Modern economic models bring prosperity to emerging market countries, but lead to growing inequalities in the distribution of wealth.
Today, millions of people :
•Are deprived of economic opportunities.
•Lack fair employment and wages.
•Lack access to basic services.
Efforts to solve these problems often follow a short-term approach:
•They lack the potential and resources for high impact and sustainability.
•They fail to install local capacities to support communities at risk of social and economic exclusion over the long term.
Social enterprises are business created to further a social purpose in a financially sustainable way. Social Enterprises:
•Provide income generation opportunities that meet the basic needs of people who live in poverty.
•Are sustainable. Earned income from sales is reinvested in their mission. They do not depend on philanthropy and can sustain themselves over the long-term.
•Are scalable. Their models can be expanded or replicated to other communities to generate more impact.
Social Enterprise Movement
NESsT is a part of a growing, global social enterprise movement. More and more entrepreneurs and investors are realizing that social and financial returns are not mutually exclusive.
Social enterprises apply business principles and practices to achieve social good. They reinvest their financial returns into the community to further their social purpose, to create employment and/or other economic and social benefits for marginalized communities.

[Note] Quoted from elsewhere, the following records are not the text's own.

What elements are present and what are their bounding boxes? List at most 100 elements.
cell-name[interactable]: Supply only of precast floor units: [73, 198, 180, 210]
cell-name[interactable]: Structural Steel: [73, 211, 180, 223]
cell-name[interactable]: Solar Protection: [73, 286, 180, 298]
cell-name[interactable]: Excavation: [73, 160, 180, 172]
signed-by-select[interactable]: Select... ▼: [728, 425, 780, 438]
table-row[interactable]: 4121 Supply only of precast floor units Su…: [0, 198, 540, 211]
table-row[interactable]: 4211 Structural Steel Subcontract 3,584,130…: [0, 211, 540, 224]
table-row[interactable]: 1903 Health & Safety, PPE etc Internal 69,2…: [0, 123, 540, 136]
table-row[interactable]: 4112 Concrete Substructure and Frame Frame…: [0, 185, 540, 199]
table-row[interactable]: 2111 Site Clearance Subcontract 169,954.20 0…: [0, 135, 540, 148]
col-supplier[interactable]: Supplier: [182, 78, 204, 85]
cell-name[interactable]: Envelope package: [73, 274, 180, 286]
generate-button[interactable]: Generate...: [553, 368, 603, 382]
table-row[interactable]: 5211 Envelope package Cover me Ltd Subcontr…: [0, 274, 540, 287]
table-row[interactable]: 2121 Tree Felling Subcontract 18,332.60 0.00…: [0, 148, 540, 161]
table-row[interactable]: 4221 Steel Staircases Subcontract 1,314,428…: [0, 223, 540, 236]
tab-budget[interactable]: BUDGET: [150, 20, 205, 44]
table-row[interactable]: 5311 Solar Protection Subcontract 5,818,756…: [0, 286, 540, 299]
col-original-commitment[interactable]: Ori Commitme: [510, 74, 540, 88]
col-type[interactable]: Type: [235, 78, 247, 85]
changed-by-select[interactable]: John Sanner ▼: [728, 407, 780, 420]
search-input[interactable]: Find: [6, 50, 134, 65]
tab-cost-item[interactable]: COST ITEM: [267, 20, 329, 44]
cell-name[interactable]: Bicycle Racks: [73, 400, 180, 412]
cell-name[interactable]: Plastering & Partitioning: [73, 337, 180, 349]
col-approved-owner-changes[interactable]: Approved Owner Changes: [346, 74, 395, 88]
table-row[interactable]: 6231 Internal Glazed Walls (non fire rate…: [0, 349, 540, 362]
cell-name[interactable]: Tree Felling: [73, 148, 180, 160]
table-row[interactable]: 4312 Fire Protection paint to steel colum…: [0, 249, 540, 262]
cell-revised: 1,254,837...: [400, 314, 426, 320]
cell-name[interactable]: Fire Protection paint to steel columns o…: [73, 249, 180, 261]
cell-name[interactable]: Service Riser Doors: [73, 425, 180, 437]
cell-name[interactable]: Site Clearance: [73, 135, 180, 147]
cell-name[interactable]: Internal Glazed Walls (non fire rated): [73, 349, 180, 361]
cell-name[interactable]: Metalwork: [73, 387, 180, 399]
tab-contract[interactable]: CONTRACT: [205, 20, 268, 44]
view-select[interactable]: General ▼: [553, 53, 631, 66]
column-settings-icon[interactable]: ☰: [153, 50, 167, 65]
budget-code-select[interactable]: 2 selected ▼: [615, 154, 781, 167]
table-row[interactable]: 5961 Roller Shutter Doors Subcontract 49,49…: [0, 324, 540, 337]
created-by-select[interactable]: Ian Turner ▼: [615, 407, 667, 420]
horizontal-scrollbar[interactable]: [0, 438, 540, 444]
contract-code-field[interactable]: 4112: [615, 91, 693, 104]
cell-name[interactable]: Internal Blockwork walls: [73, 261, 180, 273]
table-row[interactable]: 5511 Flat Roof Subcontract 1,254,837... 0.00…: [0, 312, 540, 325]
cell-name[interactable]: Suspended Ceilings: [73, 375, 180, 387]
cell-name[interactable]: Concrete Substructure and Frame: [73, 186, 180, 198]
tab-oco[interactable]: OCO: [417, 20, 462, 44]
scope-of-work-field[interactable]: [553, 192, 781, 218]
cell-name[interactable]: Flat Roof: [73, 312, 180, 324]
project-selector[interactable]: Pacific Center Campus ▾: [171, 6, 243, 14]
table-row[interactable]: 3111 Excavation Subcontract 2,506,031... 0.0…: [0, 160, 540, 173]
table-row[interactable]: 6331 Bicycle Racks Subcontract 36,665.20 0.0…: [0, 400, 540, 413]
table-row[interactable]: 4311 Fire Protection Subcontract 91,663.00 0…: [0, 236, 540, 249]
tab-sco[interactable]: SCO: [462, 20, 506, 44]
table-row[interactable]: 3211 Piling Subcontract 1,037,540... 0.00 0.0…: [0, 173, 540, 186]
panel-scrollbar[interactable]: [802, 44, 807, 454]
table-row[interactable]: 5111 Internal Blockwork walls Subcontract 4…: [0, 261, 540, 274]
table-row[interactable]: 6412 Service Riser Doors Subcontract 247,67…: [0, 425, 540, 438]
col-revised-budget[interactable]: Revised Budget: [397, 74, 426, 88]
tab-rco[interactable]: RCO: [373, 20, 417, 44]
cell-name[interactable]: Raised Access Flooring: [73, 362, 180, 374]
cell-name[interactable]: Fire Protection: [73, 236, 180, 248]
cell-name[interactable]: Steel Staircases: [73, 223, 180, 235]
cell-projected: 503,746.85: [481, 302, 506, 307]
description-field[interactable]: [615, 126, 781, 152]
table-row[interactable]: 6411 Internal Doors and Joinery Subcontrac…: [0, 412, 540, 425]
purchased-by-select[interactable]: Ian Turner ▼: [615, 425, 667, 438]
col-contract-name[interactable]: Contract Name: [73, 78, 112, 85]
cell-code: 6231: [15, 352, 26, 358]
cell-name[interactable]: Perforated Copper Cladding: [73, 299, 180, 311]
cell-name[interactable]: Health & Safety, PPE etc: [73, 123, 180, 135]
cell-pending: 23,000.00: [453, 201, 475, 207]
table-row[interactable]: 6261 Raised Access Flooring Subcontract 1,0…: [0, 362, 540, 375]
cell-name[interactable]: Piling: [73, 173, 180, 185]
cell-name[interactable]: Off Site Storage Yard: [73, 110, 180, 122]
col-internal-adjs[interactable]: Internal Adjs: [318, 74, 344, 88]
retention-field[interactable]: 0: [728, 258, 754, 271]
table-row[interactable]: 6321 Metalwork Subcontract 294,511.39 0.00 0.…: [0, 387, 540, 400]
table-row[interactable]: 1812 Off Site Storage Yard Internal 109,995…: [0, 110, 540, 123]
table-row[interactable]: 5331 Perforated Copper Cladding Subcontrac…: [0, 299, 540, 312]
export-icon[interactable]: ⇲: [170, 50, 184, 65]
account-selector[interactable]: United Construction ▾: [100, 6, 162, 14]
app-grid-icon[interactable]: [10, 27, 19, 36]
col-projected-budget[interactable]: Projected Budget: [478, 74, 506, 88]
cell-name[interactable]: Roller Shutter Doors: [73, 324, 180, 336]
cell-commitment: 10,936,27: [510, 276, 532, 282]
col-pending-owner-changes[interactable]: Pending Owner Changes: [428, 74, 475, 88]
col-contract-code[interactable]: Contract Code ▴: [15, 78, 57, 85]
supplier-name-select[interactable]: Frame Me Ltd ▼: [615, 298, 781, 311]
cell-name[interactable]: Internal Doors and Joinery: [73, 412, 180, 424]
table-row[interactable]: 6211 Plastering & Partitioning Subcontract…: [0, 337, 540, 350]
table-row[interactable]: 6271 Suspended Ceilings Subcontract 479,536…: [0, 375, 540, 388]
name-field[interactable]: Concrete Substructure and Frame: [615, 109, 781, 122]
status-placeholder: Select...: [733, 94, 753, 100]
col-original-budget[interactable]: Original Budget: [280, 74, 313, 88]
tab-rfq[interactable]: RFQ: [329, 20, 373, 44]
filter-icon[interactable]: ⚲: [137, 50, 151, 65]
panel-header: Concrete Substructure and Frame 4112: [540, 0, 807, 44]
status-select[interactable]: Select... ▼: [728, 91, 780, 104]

NESsT Positions on the Sector
NESsT takes positions on key issues related to the social enterprise sector, including defining social enterprise and the sector overall; explaining why social enterprise is important and needs to be developed; emphasizing the need to focus on early stage social enterprises; explaining why “labeling” might be premature, and identifying the key enabling environmental factors needed to foster social enterprise and its impact. Read more….
Social Enterprise Terminology
Social enterprises are known by many names: “social businesses,” “social-purpose businesses,” “mission-driven businesses,” “social ventures,” etc. Whatever the name, social enterprises operate with a “double bottom-line” of generating financial return while simultaneously advancing a social mission.
The term “social entrepreneur” is currently used to mean very different things. Some use the term social entrepreneur to refer to a “social innovator” (i.e., an individual that is addressing a critical social problem in a particularly effective or innovative way). NESsT uses the term social enterprise to refer to a business that is created to address or solve a critical social problem in a financially sustainable (and potentially profitable) way.
Non-Profit and For-Profit
Social enterprises can be both non-profit and for-profit in form. Some social enterprises are created, operated and/or owned by non-profit, charitable organizations as a means of generating income and/or to otherwise further their social mission. Other social enterprises are incorporated as a for-profit entity but the business strategy is designed to achieve a social objective.
NESsT is agnostic on the legal form of a social enterprise as long as its primary purpose is socially-driven.